Non. Il s'en défend lui-même avec vigueur. « Je dois préciser une chose ; beaucoup de gens m'attribuent la paternité du western italien ;
ce n'est pas vrai car avant mon film on en avait déjà fait vingt-cinq », « (.) depuis trois ans, ils (=les autres westerns, par rapport à
Pour une poignée de dollars ) sortaient dans des petites salles de banlieue
(à l'époque, en Italie, il existait les salles de 1 ère , 2 e et 3 e catégorie, et les critiques ne fréquentaient que la première, N.D.L.R.) ;
et personne ne s'en était aperçu, car toute la distribution portait des pseudonymes. On pensait que c'étaient de petits films américains faits
pour la télévision » ( Sergio Leone , Oreste de Fornari, éd.
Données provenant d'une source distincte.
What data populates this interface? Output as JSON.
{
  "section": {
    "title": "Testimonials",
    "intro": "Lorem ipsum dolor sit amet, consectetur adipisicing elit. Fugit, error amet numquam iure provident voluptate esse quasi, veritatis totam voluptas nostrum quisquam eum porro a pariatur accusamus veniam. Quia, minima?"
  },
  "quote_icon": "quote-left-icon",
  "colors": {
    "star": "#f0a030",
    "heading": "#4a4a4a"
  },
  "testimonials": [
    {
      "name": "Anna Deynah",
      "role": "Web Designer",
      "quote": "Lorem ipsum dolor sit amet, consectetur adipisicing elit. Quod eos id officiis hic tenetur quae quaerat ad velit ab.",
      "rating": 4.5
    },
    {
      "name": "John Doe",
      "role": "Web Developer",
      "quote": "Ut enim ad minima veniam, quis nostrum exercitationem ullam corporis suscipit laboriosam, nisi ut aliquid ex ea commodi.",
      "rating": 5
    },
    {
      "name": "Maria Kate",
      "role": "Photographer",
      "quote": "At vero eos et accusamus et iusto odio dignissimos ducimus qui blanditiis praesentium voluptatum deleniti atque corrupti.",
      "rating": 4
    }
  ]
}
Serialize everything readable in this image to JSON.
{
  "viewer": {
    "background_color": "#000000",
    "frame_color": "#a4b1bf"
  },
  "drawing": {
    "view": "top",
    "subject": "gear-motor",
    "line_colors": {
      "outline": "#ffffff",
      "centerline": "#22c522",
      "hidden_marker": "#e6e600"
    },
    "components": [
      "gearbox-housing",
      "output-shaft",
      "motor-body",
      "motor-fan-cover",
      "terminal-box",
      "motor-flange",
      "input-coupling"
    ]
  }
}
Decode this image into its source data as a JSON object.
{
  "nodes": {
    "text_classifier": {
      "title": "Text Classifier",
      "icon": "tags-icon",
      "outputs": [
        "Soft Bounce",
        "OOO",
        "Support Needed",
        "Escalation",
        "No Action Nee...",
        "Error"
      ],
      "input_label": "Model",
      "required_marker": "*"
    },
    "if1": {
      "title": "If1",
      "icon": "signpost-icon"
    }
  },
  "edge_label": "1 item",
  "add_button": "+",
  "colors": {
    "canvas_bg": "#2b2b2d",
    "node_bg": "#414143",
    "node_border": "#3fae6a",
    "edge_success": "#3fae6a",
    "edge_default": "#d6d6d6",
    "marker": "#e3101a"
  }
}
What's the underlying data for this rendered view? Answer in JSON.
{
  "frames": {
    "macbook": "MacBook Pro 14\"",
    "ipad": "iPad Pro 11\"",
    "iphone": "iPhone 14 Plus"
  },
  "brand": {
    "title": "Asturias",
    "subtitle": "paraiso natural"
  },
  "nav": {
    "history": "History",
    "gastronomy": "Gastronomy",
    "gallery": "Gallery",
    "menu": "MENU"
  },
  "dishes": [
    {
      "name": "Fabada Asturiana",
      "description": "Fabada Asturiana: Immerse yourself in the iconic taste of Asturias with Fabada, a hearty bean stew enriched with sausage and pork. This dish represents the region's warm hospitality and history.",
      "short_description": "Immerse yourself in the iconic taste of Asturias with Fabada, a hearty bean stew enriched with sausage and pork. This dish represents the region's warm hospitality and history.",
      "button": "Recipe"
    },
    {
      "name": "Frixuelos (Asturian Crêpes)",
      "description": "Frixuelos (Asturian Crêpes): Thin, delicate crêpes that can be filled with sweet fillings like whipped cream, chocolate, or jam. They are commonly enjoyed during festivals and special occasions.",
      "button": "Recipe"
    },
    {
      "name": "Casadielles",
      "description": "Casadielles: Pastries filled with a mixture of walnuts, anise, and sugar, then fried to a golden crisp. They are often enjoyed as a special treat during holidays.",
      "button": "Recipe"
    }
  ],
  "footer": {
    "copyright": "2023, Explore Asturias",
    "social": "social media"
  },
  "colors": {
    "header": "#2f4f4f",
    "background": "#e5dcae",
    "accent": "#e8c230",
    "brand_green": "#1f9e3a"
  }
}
Gremese, p.15-16, 1997). Ajoutons que l'appellation « western-spaghetti » amusait
Leone, même s'il soulignait son côté réducteur : « C'est là (=au moment d' Et pour quelques dollars de plus ) que les Américains lancèrent la
dénomination de « western-spaghetti ». Je croyais que c'était ironique et subtil. Il me semblait qu'ils signifiaient que les spaghetti
remplaçaient le lasso. Mais ce n'était pas vrai. Cependant, cette appellation n'avait rien de péjoratif. A cette époque, on disait
« spaghetti » pour « italien ». (...) Il n'y a là rien de méchant. C'est juste une façon de définir l'origine nationale. Ce sont les Européens
qui reprirent ce label de façon critique pour stigmatiser la démarcation d'un genre. C'est idiot. Comme si l'on taxait les films américains
sur la Rome antique en les nommant : « Hamburger romain. » (Noël Simsolo, Conversations avec Sergio Leone , éd. Stock, 1987, p.119-120).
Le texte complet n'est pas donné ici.